There was a video game alive and flickering on the computer screen. Mark was sitting in front of it, mashing rather desperately at the buttons on a controller as a truck sped toward him on-screen. It crushed his character with a splat, and he tossed the controller aside. “The box serves the Lord of Lies!” he announced indignantly.
Ty laughed, and Julian felt something tug at his heart. The sound of his brother laughing was one of Julian’s favorite noises, in part because Ty did it so sincerely, without any attempt to cover up his laughter or any sense he should hide it. Wordplay and irony often weren’t funny to Ty, but people acting silly was, and he had an absolute and sincere amusement at the behavior of animals—Church falling off a table and trying to regain his dignity—that was beautiful to Julian.
In the dead of night, lying in bed staring at his murals of thorns, Julian sometimes wished he could put down the role that required him to always be the one telling Ty he couldn’t have skunks in his room or reminding him it was time to study or coming in to shut his lights off when he was reading instead of sleeping. What if, like a normal brother, he could watch Sherlock Holmes movies with Ty and help him collect lizards without worrying that they were going to escape and run through the Institute? What if?
Julian’s mother had always stressed the difference between doing something for someone and giving them the tools to do it themselves. It was how she had taught Julian to paint. Julian had always tried to do that for Ty, too, though it had often seemed like he was feeling his way in the dark: making books, toys, lessons that seemed tailored to the special way Ty thought—was it the right thing to do? He thought it had helped. He hoped. Sometimes hope was all you had.
Hope, and watching Ty. There was a pleasure in seeing Ty become more himself, need help and guidance less and less. Yet there was a sadness, too, for the day his brother wouldn’t need him anymore. Sometimes, in the depths of his heart, Julian wondered if Ty would want to spend time with him at all, once that day had come—with the brother who was always making him do things and was no fun at all.
“It’s not a box,” Ty said. “It’s a controller.”
“Well, it lies,” said Mark, turning around in his chair. He saw Julian, leaning in the doorway, and nodded. “Well met, Jules.”
Julian knew this was a faerie greeting and struggled internally not to point out to Mark that they’d already met that morning in the kitchen, not to mention several thousand times before that. He won over his baser impulses, but just barely. “Hi, Mark.”
“Is everything all right?”
Julian nodded. “Could I talk to Ty for a second?”
Tiberius stood up. His black hair was messy, getting too long. Julian reminded himself to schedule a haircut for both twins. Another thing to add to the calendar.
Ty came out into the corridor, pulling the computer room door shut behind him. His expression was wary. “Is this about the skunk? Because Livvy took it back outside.”
Julian shook his head. “It’s not about the skunk.”
Ty lifted his face. He’d always had delicate features, more elfin than Helen or Mark’s. His father had said he was a throwback to earlier generations of Blackthorns, and he looked not unlike some of the family portraits in the dining room they rarely used, slender Victorian men in tailored clothes with porcelain faces and black, curling hair. “Then what is it?”

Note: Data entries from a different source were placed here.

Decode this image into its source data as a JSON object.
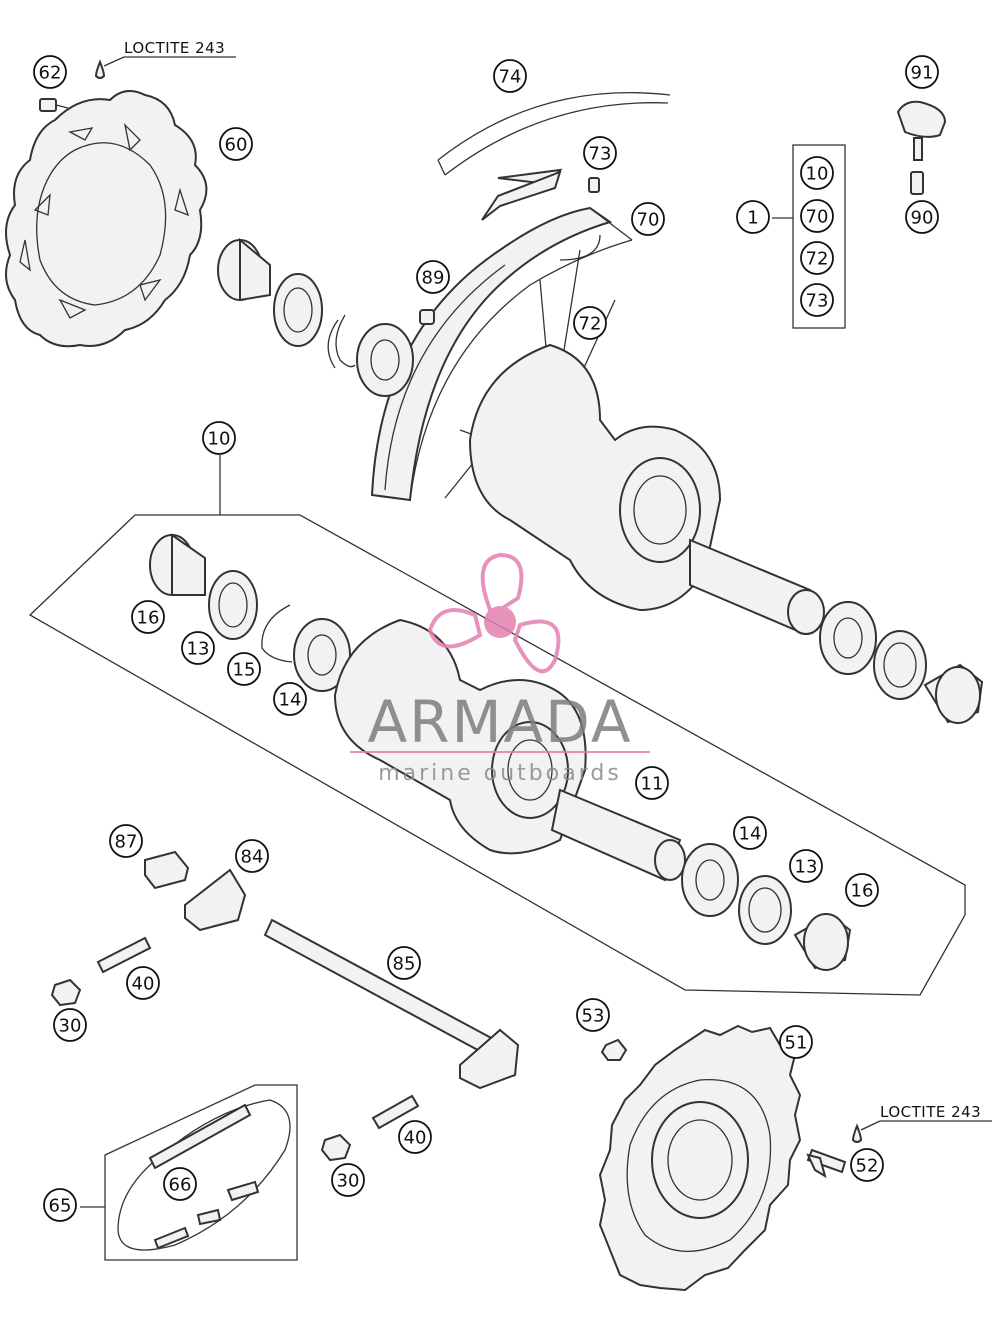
{
  "diagram": {
    "loctite_labels": [
      "LOCTITE 243",
      "LOCTITE 243"
    ],
    "callouts": [
      {
        "id": "c62",
        "label": "62"
      },
      {
        "id": "c60",
        "label": "60"
      },
      {
        "id": "c74",
        "label": "74"
      },
      {
        "id": "c73a",
        "label": "73"
      },
      {
        "id": "c70a",
        "label": "70"
      },
      {
        "id": "c89",
        "label": "89"
      },
      {
        "id": "c72a",
        "label": "72"
      },
      {
        "id": "c91",
        "label": "91"
      },
      {
        "id": "c90",
        "label": "90"
      },
      {
        "id": "c1",
        "label": "1"
      },
      {
        "id": "c10b",
        "label": "10"
      },
      {
        "id": "c70b",
        "label": "70"
      },
      {
        "id": "c72b",
        "label": "72"
      },
      {
        "id": "c73b",
        "label": "73"
      },
      {
        "id": "c10",
        "label": "10"
      },
      {
        "id": "c16a",
        "label": "16"
      },
      {
        "id": "c13a",
        "label": "13"
      },
      {
        "id": "c15",
        "label": "15"
      },
      {
        "id": "c14a",
        "label": "14"
      },
      {
        "id": "c11",
        "label": "11"
      },
      {
        "id": "c14b",
        "label": "14"
      },
      {
        "id": "c13b",
        "label": "13"
      },
      {
        "id": "c16b",
        "label": "16"
      },
      {
        "id": "c87",
        "label": "87"
      },
      {
        "id": "c84",
        "label": "84"
      },
      {
        "id": "c85",
        "label": "85"
      },
      {
        "id": "c40a",
        "label": "40"
      },
      {
        "id": "c30a",
        "label": "30"
      },
      {
        "id": "c53",
        "label": "53"
      },
      {
        "id": "c51",
        "label": "51"
      },
      {
        "id": "c52",
        "label": "52"
      },
      {
        "id": "c66",
        "label": "66"
      },
      {
        "id": "c65",
        "label": "65"
      },
      {
        "id": "c40b",
        "label": "40"
      },
      {
        "id": "c30b",
        "label": "30"
      }
    ]
  },
  "watermark": {
    "title": "ARMADA",
    "subtitle": "marine outboards",
    "color": "#e37fb0"
  }
}
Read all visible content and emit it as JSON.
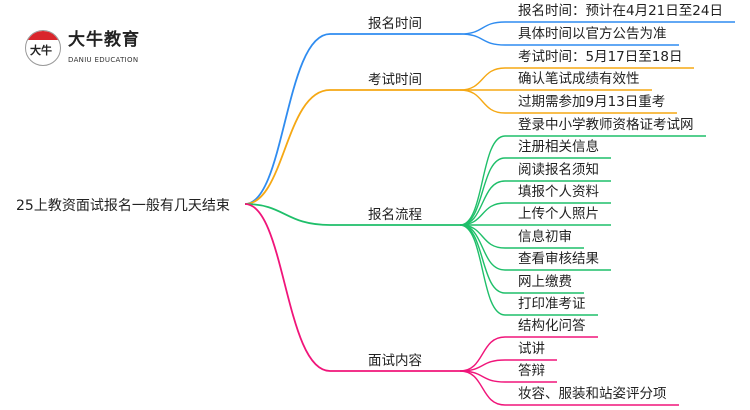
{
  "logo": {
    "cn": "大牛教育",
    "en": "DANIU EDUCATION",
    "glyph": "大牛"
  },
  "root": "25上教资面试报名一般有几天结束",
  "branches": [
    {
      "label": "报名时间",
      "color": "#2f8cf0",
      "leaves": [
        "报名时间：预计在4月21日至24日",
        "具体时间以官方公告为准"
      ]
    },
    {
      "label": "考试时间",
      "color": "#f5a814",
      "leaves": [
        "考试时间：5月17日至18日",
        "确认笔试成绩有效性",
        "过期需参加9月13日重考"
      ]
    },
    {
      "label": "报名流程",
      "color": "#1fbf6a",
      "leaves": [
        "登录中小学教师资格证考试网",
        "注册相关信息",
        "阅读报名须知",
        "填报个人资料",
        "上传个人照片",
        "信息初审",
        "查看审核结果",
        "网上缴费",
        "打印准考证"
      ]
    },
    {
      "label": "面试内容",
      "color": "#f0157a",
      "leaves": [
        "结构化问答",
        "试讲",
        "答辩",
        "妆容、服装和站姿评分项"
      ]
    }
  ]
}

Julian hesitated. The whole house was still. He could hear the faint crackle of the computer on the other side of the door.
He had thought about asking Ty to look into the poison that he had been shot with. But that would require him to say, I was dying. I should be dead. The words wouldn’t come. They were like a dam, and behind them were so many other words: I’m not sure about anything. I hate being in charge. I hate making the decisions. I’m terrified you’ll all learn to hate me. I’m terrified of losing you. I’m terrified of losing Mark. I’m terrified of losing Emma. I want someone to take over. I’m not as strong as you think. The things I want are wrong and broken things to want.
He knew he could say none of this. The facade he showed them, his children, had to be perfect: A crack in him would be like a crack in the world to them.
“You know I love you,” he said, instead, and Ty looked up at him, startled, meeting his gaze for a flicker of a moment. Over the years, Julian had come to understand why Ty didn’t like looking into other people’s eyes. It was too much movement, color, expression, like looking into a blaring television set. He could do it—he knew it was something people liked, and that it mattered to them—but he didn’t see what the fuss was about.
Ty was searching now, though, seeking in Julian’s face the answer to his odd hesitancy. “I do know,” Ty said, finally.
Julian couldn’t help the ghost of a smile. It was what you wanted to hear, wasn’t it, from your children? That they knew they were loved? He remembered when he had been carrying Tavvy upstairs, once, when he’d been thirteen; he’d tripped and fallen, twisting his body around so that he would land on his back and head, not caring if he was hurt as long as Tavvy was all right. He’d cracked himself pretty hard on the head, too, but he’d sat upright fast, his mind racing: Tavvy, my baby, is he okay?
It was the first time he’d thought “my baby” and not “the baby.”
“I don’t understand why you wanted to talk to me, though,” Ty said, his dark brows drawn together in puzzlement. “Was there a reason?”